When she turned sixteen she left her father's home and moved in with us. As we grew into young women, wives, mothers, and then single parents, our bond only strengthened and for most of my adult life I would have bet my life it was unbreakable. Her relationships with her father and our mother remained complex and can be best described as years of passive-aggressive congeniality. Though I don't doubt she tried, she never forgave our mom, and I was always the conduit trying desperately to hold them together. As an adult, I thought if I just tried hard enough, was empathetic enough, conciliatory enough, loved them enough, we could all move away from the ghosts of the past and be a 'normal' family. My childhood was peppered with dark nights waking up to my mom's bloodcurdling nightmare screams and my dad's hushed voice trying to calm her.

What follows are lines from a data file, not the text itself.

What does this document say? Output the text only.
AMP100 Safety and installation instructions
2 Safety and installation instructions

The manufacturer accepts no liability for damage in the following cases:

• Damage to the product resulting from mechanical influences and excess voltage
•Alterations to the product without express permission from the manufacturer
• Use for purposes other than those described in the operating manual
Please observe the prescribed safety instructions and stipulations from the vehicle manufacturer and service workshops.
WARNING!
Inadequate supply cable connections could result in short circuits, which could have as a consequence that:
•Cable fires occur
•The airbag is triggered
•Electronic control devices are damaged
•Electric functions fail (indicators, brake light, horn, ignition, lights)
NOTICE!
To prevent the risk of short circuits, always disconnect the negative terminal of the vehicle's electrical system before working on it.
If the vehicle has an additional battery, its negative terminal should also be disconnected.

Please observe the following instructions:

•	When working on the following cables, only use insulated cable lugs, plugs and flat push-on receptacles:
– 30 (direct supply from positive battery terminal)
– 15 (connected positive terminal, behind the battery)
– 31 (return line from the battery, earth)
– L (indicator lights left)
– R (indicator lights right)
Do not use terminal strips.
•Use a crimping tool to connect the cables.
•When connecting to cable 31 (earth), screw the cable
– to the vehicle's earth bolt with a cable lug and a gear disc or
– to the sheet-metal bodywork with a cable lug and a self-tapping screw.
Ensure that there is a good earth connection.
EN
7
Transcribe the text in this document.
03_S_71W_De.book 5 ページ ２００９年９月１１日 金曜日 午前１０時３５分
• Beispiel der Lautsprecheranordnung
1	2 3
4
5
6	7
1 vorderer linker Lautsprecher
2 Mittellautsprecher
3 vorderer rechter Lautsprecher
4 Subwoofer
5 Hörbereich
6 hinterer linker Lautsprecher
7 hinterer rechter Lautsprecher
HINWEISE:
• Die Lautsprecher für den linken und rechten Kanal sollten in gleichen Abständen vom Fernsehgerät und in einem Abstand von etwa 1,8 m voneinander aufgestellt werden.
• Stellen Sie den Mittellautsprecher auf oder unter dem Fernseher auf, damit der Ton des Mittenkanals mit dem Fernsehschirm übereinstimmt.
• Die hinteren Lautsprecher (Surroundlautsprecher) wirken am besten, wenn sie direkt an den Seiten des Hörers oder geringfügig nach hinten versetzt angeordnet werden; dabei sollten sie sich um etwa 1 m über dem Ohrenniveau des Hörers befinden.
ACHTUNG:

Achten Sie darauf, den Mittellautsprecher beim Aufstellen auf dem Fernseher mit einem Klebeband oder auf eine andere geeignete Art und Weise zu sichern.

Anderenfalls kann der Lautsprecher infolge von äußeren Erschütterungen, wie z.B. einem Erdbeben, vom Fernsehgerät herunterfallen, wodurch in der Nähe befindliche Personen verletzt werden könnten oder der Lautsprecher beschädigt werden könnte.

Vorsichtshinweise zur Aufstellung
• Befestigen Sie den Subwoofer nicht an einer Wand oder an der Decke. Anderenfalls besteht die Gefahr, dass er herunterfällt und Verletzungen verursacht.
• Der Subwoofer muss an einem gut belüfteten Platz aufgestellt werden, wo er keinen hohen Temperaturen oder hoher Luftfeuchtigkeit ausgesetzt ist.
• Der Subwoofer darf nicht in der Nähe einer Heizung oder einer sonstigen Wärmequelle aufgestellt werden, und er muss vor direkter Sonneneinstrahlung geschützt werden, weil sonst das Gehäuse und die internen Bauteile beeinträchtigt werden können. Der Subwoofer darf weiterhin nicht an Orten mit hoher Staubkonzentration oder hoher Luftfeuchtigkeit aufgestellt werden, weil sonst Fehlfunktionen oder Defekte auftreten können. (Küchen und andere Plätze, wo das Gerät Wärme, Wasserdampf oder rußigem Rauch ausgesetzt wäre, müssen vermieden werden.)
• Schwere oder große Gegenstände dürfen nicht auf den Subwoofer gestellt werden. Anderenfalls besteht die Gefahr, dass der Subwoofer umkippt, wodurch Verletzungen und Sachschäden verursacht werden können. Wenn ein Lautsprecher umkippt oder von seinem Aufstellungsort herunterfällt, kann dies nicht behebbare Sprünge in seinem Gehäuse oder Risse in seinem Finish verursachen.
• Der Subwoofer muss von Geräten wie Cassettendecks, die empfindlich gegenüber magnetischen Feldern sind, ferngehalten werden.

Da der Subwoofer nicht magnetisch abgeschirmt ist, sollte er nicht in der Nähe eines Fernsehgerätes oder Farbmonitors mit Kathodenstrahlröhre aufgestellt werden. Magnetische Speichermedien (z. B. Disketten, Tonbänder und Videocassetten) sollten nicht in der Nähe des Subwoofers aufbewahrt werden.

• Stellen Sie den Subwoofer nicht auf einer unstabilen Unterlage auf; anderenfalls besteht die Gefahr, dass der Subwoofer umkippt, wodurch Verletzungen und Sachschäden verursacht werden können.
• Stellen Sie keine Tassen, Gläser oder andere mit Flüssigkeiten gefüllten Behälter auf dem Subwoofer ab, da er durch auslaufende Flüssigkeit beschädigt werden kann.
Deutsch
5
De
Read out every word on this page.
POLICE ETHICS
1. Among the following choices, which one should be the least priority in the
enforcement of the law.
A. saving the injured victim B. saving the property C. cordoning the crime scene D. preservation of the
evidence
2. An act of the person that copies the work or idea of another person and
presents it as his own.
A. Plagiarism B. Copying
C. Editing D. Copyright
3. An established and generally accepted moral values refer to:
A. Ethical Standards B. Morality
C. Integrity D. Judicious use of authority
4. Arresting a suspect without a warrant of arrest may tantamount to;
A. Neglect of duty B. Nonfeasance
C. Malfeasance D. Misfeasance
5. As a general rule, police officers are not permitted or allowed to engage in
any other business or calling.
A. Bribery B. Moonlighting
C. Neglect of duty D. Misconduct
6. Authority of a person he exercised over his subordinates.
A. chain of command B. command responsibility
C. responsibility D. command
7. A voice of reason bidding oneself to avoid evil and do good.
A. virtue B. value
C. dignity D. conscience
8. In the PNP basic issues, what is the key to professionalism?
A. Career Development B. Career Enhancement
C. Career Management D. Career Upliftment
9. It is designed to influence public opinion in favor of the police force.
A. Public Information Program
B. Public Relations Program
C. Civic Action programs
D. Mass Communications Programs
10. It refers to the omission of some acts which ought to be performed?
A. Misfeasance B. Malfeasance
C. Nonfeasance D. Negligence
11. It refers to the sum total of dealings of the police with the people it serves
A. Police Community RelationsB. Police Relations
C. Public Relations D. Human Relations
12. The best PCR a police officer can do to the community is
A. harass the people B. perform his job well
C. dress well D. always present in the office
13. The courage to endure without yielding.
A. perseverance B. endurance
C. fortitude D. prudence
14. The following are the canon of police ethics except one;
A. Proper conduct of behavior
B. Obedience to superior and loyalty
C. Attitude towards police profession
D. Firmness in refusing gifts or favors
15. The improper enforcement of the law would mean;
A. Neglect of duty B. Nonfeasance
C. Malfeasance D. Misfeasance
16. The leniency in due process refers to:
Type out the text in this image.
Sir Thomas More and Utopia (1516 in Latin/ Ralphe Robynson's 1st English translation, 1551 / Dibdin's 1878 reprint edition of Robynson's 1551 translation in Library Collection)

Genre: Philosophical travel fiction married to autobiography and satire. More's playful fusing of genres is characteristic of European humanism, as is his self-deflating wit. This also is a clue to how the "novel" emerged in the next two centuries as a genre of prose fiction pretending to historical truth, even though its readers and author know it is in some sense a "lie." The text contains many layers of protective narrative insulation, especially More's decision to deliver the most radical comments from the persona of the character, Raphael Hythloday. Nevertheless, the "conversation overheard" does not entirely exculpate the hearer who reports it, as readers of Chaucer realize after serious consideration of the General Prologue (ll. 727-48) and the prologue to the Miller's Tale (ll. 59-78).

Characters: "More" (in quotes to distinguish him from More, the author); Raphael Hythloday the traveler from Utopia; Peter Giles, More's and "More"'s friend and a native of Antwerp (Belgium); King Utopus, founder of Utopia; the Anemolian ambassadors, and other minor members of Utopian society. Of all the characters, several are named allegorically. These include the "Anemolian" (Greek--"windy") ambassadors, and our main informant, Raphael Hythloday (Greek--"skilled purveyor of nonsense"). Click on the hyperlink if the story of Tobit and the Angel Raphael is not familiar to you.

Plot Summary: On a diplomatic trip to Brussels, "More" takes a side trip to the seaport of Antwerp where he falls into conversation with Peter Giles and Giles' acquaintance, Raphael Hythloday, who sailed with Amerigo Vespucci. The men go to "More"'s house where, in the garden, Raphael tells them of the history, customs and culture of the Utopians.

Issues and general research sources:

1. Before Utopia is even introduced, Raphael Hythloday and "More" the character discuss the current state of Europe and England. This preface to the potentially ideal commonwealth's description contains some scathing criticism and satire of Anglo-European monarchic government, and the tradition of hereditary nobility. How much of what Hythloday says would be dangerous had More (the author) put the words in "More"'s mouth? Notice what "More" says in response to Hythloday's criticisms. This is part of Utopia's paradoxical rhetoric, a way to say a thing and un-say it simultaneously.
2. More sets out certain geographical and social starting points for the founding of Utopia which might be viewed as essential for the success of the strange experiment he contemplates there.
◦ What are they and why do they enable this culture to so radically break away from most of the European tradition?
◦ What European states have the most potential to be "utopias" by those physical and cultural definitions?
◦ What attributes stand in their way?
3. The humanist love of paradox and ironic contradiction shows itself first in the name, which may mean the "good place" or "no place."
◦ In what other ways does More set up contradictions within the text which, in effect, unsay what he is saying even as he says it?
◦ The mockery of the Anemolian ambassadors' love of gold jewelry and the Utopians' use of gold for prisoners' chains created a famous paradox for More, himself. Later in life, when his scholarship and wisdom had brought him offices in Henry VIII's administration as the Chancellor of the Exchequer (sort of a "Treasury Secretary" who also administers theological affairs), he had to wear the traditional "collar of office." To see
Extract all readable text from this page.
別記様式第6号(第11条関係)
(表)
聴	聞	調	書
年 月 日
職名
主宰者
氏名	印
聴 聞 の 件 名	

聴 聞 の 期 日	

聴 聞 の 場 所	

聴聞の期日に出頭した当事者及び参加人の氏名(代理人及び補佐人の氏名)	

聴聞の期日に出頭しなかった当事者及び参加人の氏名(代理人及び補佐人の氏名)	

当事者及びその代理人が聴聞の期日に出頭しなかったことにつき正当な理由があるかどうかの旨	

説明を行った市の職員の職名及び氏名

Normalcy is subjective.
Understanding that how we experienced the same events caused different wounds in all of us, and that informed our individual choices, was easy for me to see years ago - but accepting that all the emotional damage was never mine to repair has taken a very long time. Before she died, my mother had made her peace with the entirety of their relationship as best she could. It's my sincere hope that my sister has been able to as well.
My father's fight with cancer was brutally short and for a long time I believed his death was my introduction to grief...but those therapists earned their time on the beach. When he died in 1999, my brother's wife, my mom and my sister were a great support to me and my other siblings. Labels like ex-husband and step-father didn't apply. We were family grieving the loss of the gentle man we loved. Together.
The young woman with the dark hair in the picture below would never have believed that when her mom would pass away in 2020, there would already have been so much loss, or that she would have coped without the type of support she had then. The image of my family had crumbled. Cousins and friends had died and cancer had taken my brother's cherished wife, my father's first wife, and my beloved oldest sister; the breakup of my relationship broke me in ways I didn't think possible and shattered the foundation I'd spent my life building. As people died or just disappeared from my life, I struggled to find solid ground. For years, all I could feel was profound sorrow, anger, sympathy and regret - for not making more of the time while they were alive, for not being supportive enough, for not being enough. Unworthy. Alone.
But lives can be rebuilt, and even if what it has become would once have been unrecognizable, there's joy and gratitude for each new day. My grandson brings astounding delight and hope to my life. My children have grown into adults of strong character who are there for me and it's my greatest wish that they'll continue to be there for each other no matter what life brings. Perhaps the writing was always on the wall, but it was still shocking that the sister I'd shared my mom and so much of my life with wouldn't be there going through losing her with me. I guess that's what happens when the conduit is sliced in half.